UAE Sets New Corporate Tax Rules for Non-Resident Person’s Nexus
The UAE Ministry of Finance has issued Cabinet Decision No. 35 of 2025, redefining when a non-resident juridical investor is considered to have a taxable presence (nexus) in the UAE. This update replaces the earlier Cabinet Decision No. 56 of 2023 and aims to streamline compliance and enhance the UAE’s investment appeal.
The decision applies to non-resident investors in Qualifying Investment Funds (QIFs) and Real Estate Investment Trusts (REITs), and aligns with the latest Cabinet Decision No. 34 of 2025 under the Federal Decree-Law No. 47 of 2022 on corporate taxation.
Key Updates:
- For QIF Investors: A nexus is created if:
- The fund breaches the real estate threshold and fails to distribute at least 80% of its income within 9 months after its financial year-end.

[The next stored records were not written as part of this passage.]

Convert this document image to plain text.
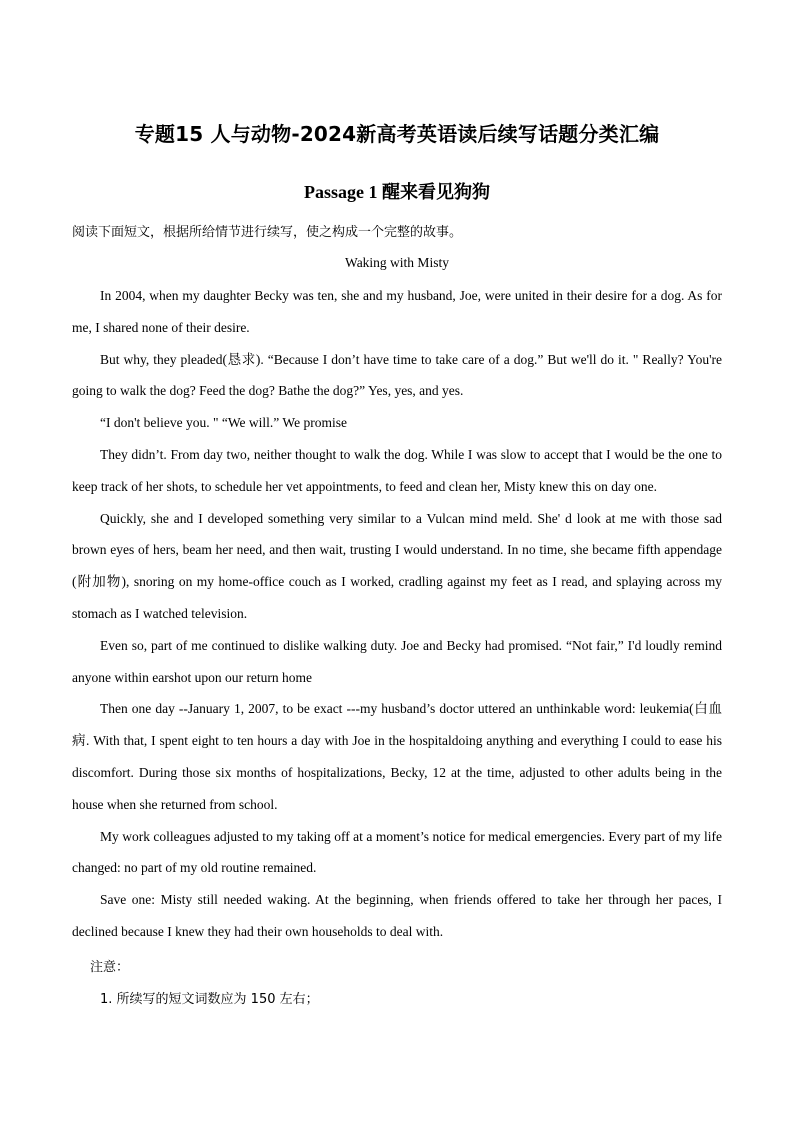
专题15 人与动物-2024新高考英语读后续写话题分类汇编
Passage 1 醒来看见狗狗
阅读下面短文，根据所给情节进行续写，使之构成一个完整的故事。
Waking with Misty

In 2004, when my daughter Becky was ten, she and my husband, Joe, were united in their desire for a dog. As for me, I shared none of their desire.

But why, they pleaded(恳求). “Because I don’t have time to take care of a dog.” But we'll do it. " Really? You're going to walk the dog? Feed the dog? Bathe the dog?” Yes, yes, and yes.

“I don't believe you. " “We will.” We promise

They didn’t. From day two, neither thought to walk the dog. While I was slow to accept that I would be the one to keep track of her shots, to schedule her vet appointments, to feed and clean her, Misty knew this on day one.

Quickly, she and I developed something very similar to a Vulcan mind meld. She' d look at me with those sad brown eyes of hers, beam her need, and then wait, trusting I would understand. In no time, she became fifth appendage (附加物), snoring on my home-office couch as I worked, cradling against my feet as I read, and splaying across my stomach as I watched television.

Even so, part of me continued to dislike walking duty. Joe and Becky had promised. “Not fair,” I'd loudly remind anyone within earshot upon our return home

Then one day --January 1, 2007, to be exact ---my husband’s doctor uttered an unthinkable word: leukemia(白血病. With that, I spent eight to ten hours a day with Joe in the hospitaldoing anything and everything I could to ease his discomfort. During those six months of hospitalizations, Becky, 12 at the time, adjusted to other adults being in the house when she returned from school.

My work colleagues adjusted to my taking off at a moment’s notice for medical emergencies. Every part of my life changed: no part of my old routine remained.

Save one: Misty still needed waking. At the beginning, when friends offered to take her through her paces, I declined because I knew they had their own households to deal with.

注意：
1. 所续写的短文词数应为 150 左右；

- The investor acquires ownership before distribution or the fund fails to meet ownership diversity requirements during the tax period.
- For REIT Investors: A nexus arises on:
- The date of dividend distribution if 80%+ income is distributed within 9 months, or
- The date of acquiring ownership if the distribution threshold isn’t met.
Exemption:
Non-resident juridical investors exclusively investing in QIFs and/or REITs that meet the above criteria will not be considered to have a taxable presence in the UAE.
This move simplifies tax obligations for foreign investors and reaffirms the UAE’s commitment to fostering a business-friendly and transparent investment environment.